S+B: You spoke at the World Economic Forum last January. What were your impressions?
SANTOS: It was surreal. We had a line of 100 people trying to get into our happiness talk who couldn’t get in because we were in a small room. It was surprising to me that people who are world leaders, who have to worry about Fortune 500 companies, wanted to get into a session on what you can do to be happier. There were also lots of conversations about climate change, the environment, and what we’re doing wrong. I think it was cool to see that the Davos folks are recognizing some of the cracks in what we’re doing. That we might be doing it wrong. We can still maximize shareholder value and give people lives that they’re happy with. But we’re often going about it the wrong way.
S+B: In organizations, does happiness trickle down or flow up?

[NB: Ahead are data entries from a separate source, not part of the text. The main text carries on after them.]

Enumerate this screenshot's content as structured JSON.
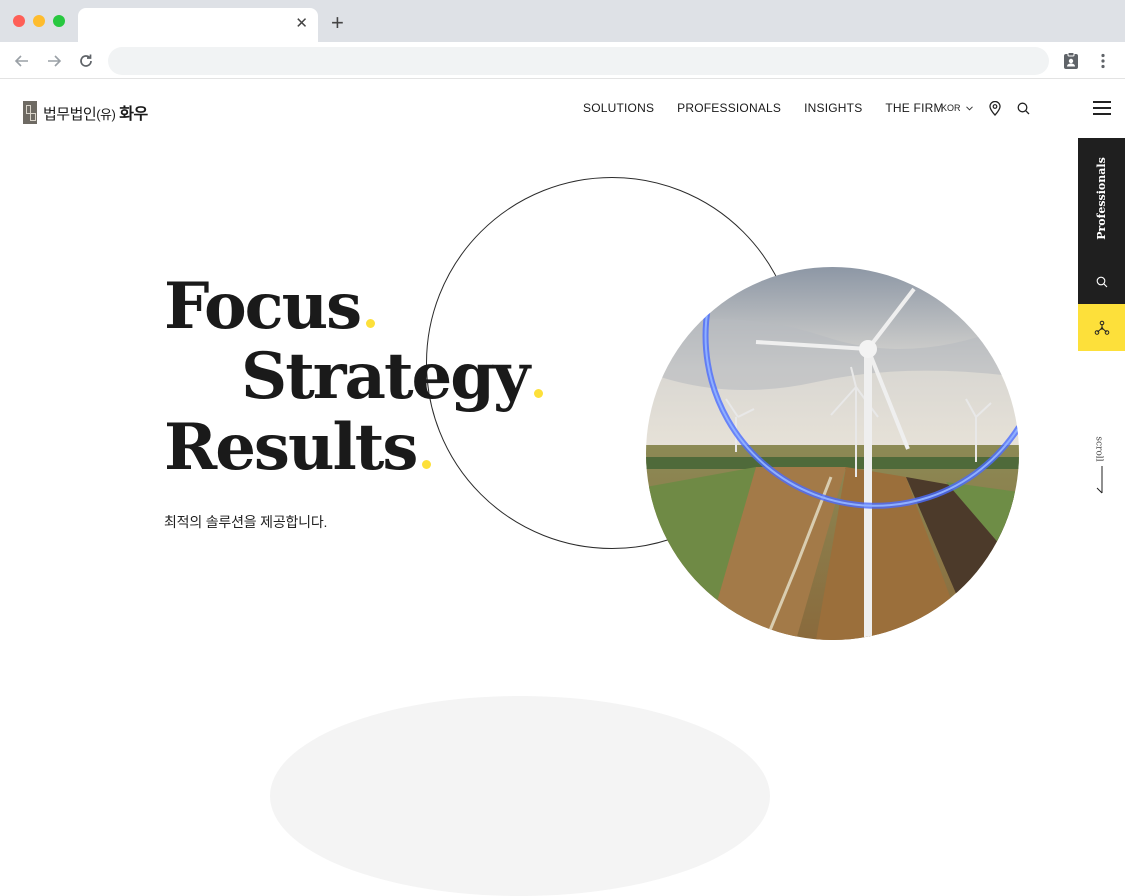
{
  "browser": {
    "tab_title": "",
    "tab_close": "✕",
    "new_tab": "+",
    "address": ""
  },
  "header": {
    "logo_part1": "법무법인",
    "logo_part2": "(유)",
    "logo_part3": " 화우",
    "nav": [
      "SOLUTIONS",
      "PROFESSIONALS",
      "INSIGHTS",
      "THE FIRM"
    ],
    "lang": "KOR"
  },
  "rail": {
    "label": "Professionals",
    "scroll": "scroll"
  },
  "hero": {
    "line1": "Focus",
    "line2": "Strategy",
    "line3": "Results",
    "subtitle": "최적의 솔루션을 제공합니다."
  },
  "colors": {
    "accent": "#fde03a",
    "dark": "#1f1f1f",
    "text": "#1a1a1a"
  },
  "icons": {
    "back": "arrow-left-icon",
    "forward": "arrow-right-icon",
    "reload": "reload-icon",
    "extension": "clipboard-icon",
    "menu": "kebab-menu-icon",
    "location": "map-pin-icon",
    "search": "search-icon",
    "hamburger": "hamburger-icon",
    "network": "network-nodes-icon"
  }
}
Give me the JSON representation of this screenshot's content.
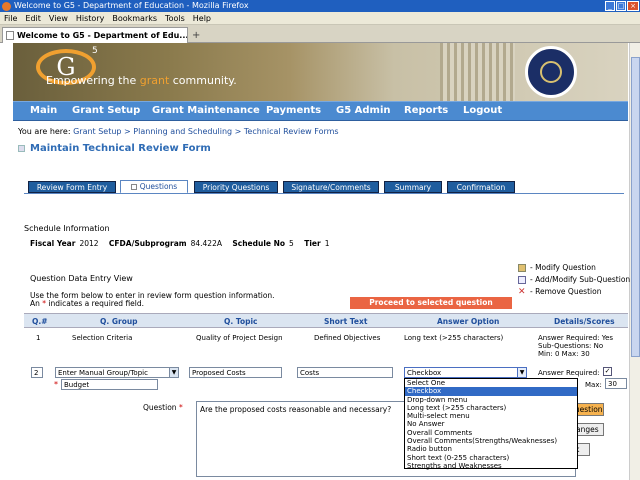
{
  "window": {
    "title": "Welcome to G5 - Department of Education - Mozilla Firefox"
  },
  "menu": [
    "File",
    "Edit",
    "View",
    "History",
    "Bookmarks",
    "Tools",
    "Help"
  ],
  "browser_tab": {
    "label": "Welcome to G5 - Department of Edu..."
  },
  "banner": {
    "logo": "G",
    "logo_sup": "5",
    "tagline_pre": "Empowering the ",
    "tagline_accent": "grant",
    "tagline_post": " community."
  },
  "nav": [
    "Main",
    "Grant Setup",
    "Grant Maintenance",
    "Payments",
    "G5 Admin",
    "Reports",
    "Logout"
  ],
  "breadcrumb": {
    "prefix": "You are here: ",
    "path": "Grant Setup > Planning and Scheduling > Technical Review Forms"
  },
  "page_title": "Maintain Technical Review Form",
  "form_tabs": [
    "Review Form Entry",
    "Questions",
    "Priority Questions",
    "Signature/Comments",
    "Summary",
    "Confirmation"
  ],
  "schedule": {
    "heading": "Schedule Information",
    "fiscal_year_label": "Fiscal Year",
    "fiscal_year": "2012",
    "cfda_label": "CFDA/Subprogram",
    "cfda": "84.422A",
    "schedule_label": "Schedule No",
    "schedule_no": "5",
    "tier_label": "Tier",
    "tier": "1"
  },
  "question_entry": {
    "heading": "Question Data Entry View",
    "instr1": "Use the form below to enter in review form question information.",
    "instr2_pre": "An ",
    "instr2_star": "*",
    "instr2_post": " indicates a required field.",
    "proceed": "Proceed to selected question"
  },
  "legend": {
    "modify": "- Modify Question",
    "add_sub": "- Add/Modify Sub-Question",
    "remove": "- Remove Question"
  },
  "table": {
    "headers": [
      "Q.#",
      "Q. Group",
      "Q. Topic",
      "Short Text",
      "Answer Option",
      "Details/Scores"
    ],
    "row1": {
      "num": "1",
      "group": "Selection Criteria",
      "topic": "Quality of Project Design",
      "short": "Defined Objectives",
      "answer": "Long text (>255 characters)",
      "d1": "Answer Required: Yes",
      "d2": "Sub-Questions: No",
      "d3": "Min: 0 Max: 30"
    },
    "edit": {
      "num": "2",
      "group": "Enter Manual Group/Topic",
      "sub_group": "Budget",
      "topic": "Proposed Costs",
      "short": "Costs",
      "answer": "Checkbox",
      "answer_required_label": "Answer Required:",
      "answer_required_check": "✓",
      "max_label": "Max:",
      "max_value": "30"
    }
  },
  "dropdown_options": [
    "Select One",
    "Checkbox",
    "Drop-down menu",
    "Long text (>255 characters)",
    "Multi-select menu",
    "No Answer",
    "Overall Comments",
    "Overall Comments(Strengths/Weaknesses)",
    "Radio button",
    "Short text (0-255 characters)",
    "Strengths and Weaknesses"
  ],
  "question": {
    "label": "Question",
    "star": "*",
    "text": "Are the proposed costs reasonable and necessary?"
  },
  "side_buttons": {
    "question": "Question",
    "changes": "Changes",
    "back": "ck"
  }
}
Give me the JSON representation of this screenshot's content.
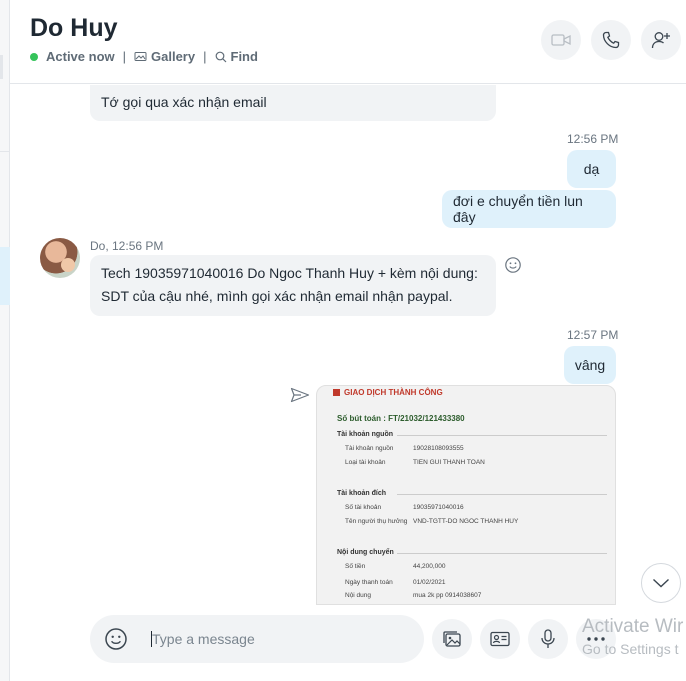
{
  "header": {
    "title": "Do Huy",
    "status": "Active now",
    "gallery": "Gallery",
    "find": "Find",
    "separator": "|"
  },
  "messages": {
    "partial_top": "Tớ gọi qua xác nhận email",
    "time_1": "12:56 PM",
    "out_1": "dạ",
    "out_2": "đơi e chuyển tiền lun đây",
    "sender_time": "Do, 12:56 PM",
    "in_line1": "Tech 19035971040016 Do Ngoc Thanh Huy + kèm nội dung:",
    "in_line2": "SDT của cậu nhé, mình gọi xác nhận email nhận paypal.",
    "time_2": "12:57 PM",
    "out_3": "vâng"
  },
  "receipt": {
    "header": "GIAO DỊCH THÀNH CÔNG",
    "reference": "Số bút toán : FT/21032/121433380",
    "section_source": "Tài khoản nguồn",
    "source_account_label": "Tài khoản nguồn",
    "source_account_value": "19028108093555",
    "source_type_label": "Loại tài khoản",
    "source_type_value": "TIEN GUI THANH TOAN",
    "section_dest": "Tài khoản đích",
    "dest_account_label": "Số tài khoản",
    "dest_account_value": "19035971040016",
    "dest_name_label": "Tên người thụ hưởng",
    "dest_name_value": "VND-TGTT-DO NGOC THANH HUY",
    "section_content": "Nội dung chuyển",
    "amount_label": "Số tiền",
    "amount_value": "44,200,000",
    "date_label": "Ngày thanh toán",
    "date_value": "01/02/2021",
    "content_label": "Nội dung",
    "content_value": "mua 2k pp 0914038607"
  },
  "composer": {
    "placeholder": "Type a message"
  },
  "watermark": {
    "line1": "Activate Wir",
    "line2": "Go to Settings t"
  },
  "colors": {
    "accent": "#35c35a",
    "outgoing_bubble": "#dff1fb",
    "incoming_bubble": "#f1f3f5"
  }
}
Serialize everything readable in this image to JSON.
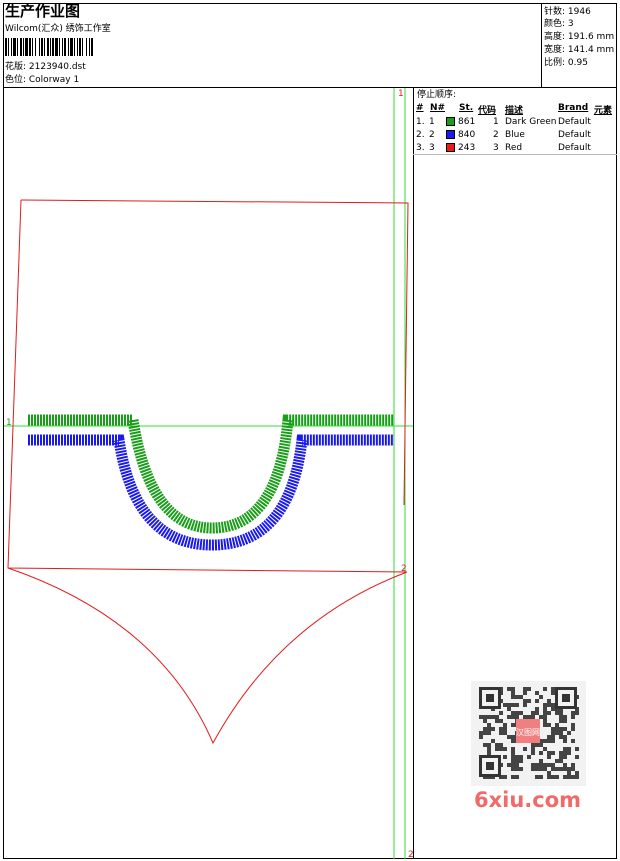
{
  "header": {
    "title": "生产作业图",
    "company": "Wilcom(汇众) 绣饰工作室",
    "file_line": "花版: 2123940.dst",
    "colorway_line": "色位: Colorway 1"
  },
  "stats": [
    {
      "label": "针数",
      "value": "1946"
    },
    {
      "label": "颜色",
      "value": "3"
    },
    {
      "label": "高度",
      "value": "191.6 mm"
    },
    {
      "label": "宽度",
      "value": "141.4 mm"
    },
    {
      "label": "比例",
      "value": "0.95"
    }
  ],
  "stop_sequence": {
    "title": "停止顺序:",
    "headers": {
      "index": "#",
      "needle": "N#",
      "st": "St.",
      "code": "代码",
      "desc": "描述",
      "brand": "Brand",
      "element": "元素"
    },
    "rows": [
      {
        "index": "1.",
        "needle": "1",
        "color": "#1a9e1a",
        "st": "861",
        "code": "1",
        "desc": "Dark Green",
        "brand": "Default"
      },
      {
        "index": "2.",
        "needle": "2",
        "color": "#1a1aee",
        "st": "840",
        "code": "2",
        "desc": "Blue",
        "brand": "Default"
      },
      {
        "index": "3.",
        "needle": "3",
        "color": "#ee1a1a",
        "st": "243",
        "code": "3",
        "desc": "Red",
        "brand": "Default"
      }
    ]
  },
  "design": {
    "guide_label_1": "1",
    "guide_label_2": "2",
    "colors": {
      "green": "#1a9e1a",
      "blue": "#1a1aee",
      "red": "#e01c1c",
      "guide": "#33dd33"
    }
  },
  "watermark": {
    "text": "6xiu.com",
    "stamp": "汉图网"
  }
}
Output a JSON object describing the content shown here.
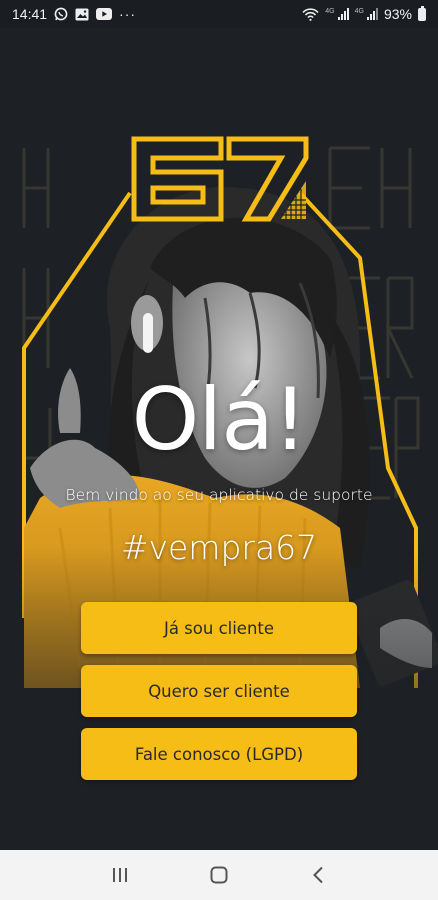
{
  "status_bar": {
    "time": "14:41",
    "notification_icons": [
      "whatsapp-icon",
      "gallery-icon",
      "youtube-icon"
    ],
    "more_indicator": "···",
    "battery": "93%",
    "network_badges": [
      "4G",
      "4G"
    ]
  },
  "brand": {
    "logo_text": "67",
    "accent_color": "#f6bd16"
  },
  "greeting": {
    "title": "Olá!",
    "subtitle": "Bem vindo ao seu aplicativo de suporte",
    "hashtag": "#vempra67"
  },
  "actions": {
    "existing_client": "Já sou cliente",
    "become_client": "Quero ser cliente",
    "contact_lgpd": "Fale conosco (LGPD)"
  },
  "nav": {
    "recent_apps": "recent-apps-icon",
    "home": "home-icon",
    "back": "back-icon"
  }
}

SANTOS: There is lots of data that [shows that] it trickles down really well. People look to the leader to figure out how things are going. Should I feel anxious, or should I feel happy about this development? They also look to the leader for norms. Is the norm at our company that we take time off, or is the norm that we work ourselves to death? There are different ways that companies can promote these kinds of norms and practices. They can have one talk at the beginning of the year, and then the norm is never spoken of again. Or a norm can be infused through all of a company’s business practices, through all their spaces, through all their messaging. Employees can tell the difference. They know if you’re giving lip service to a healthy norm — say, time affluence — but they’re really just supposed to work themselves to the bone. People can tell if it’s really a principle that’s held dear in a company.
S+B: Are you happy?
SANTOS: Yeah. I’m pretty happy. And I’m much happier since doing this class, for two reasons, I think. One is that sharing the research on happiness has given me real meaning in life and a kind of purpose that I didn’t expect. The second thing is I have to practice what I preach because it will just be embarrassing, and my students will call me out on it, if I’m not doing what I’m telling them to do. Everybody can improve their well-being if they do the right things, but it requires changing your behavior. You can’t go to the gym once and think, “all right, I’m done. I’m fit now forever.” So many of the happiness practices — taking time to be mindful, taking time for gratitude, talking to people — they work the same way. You’ve just got to do those over and over.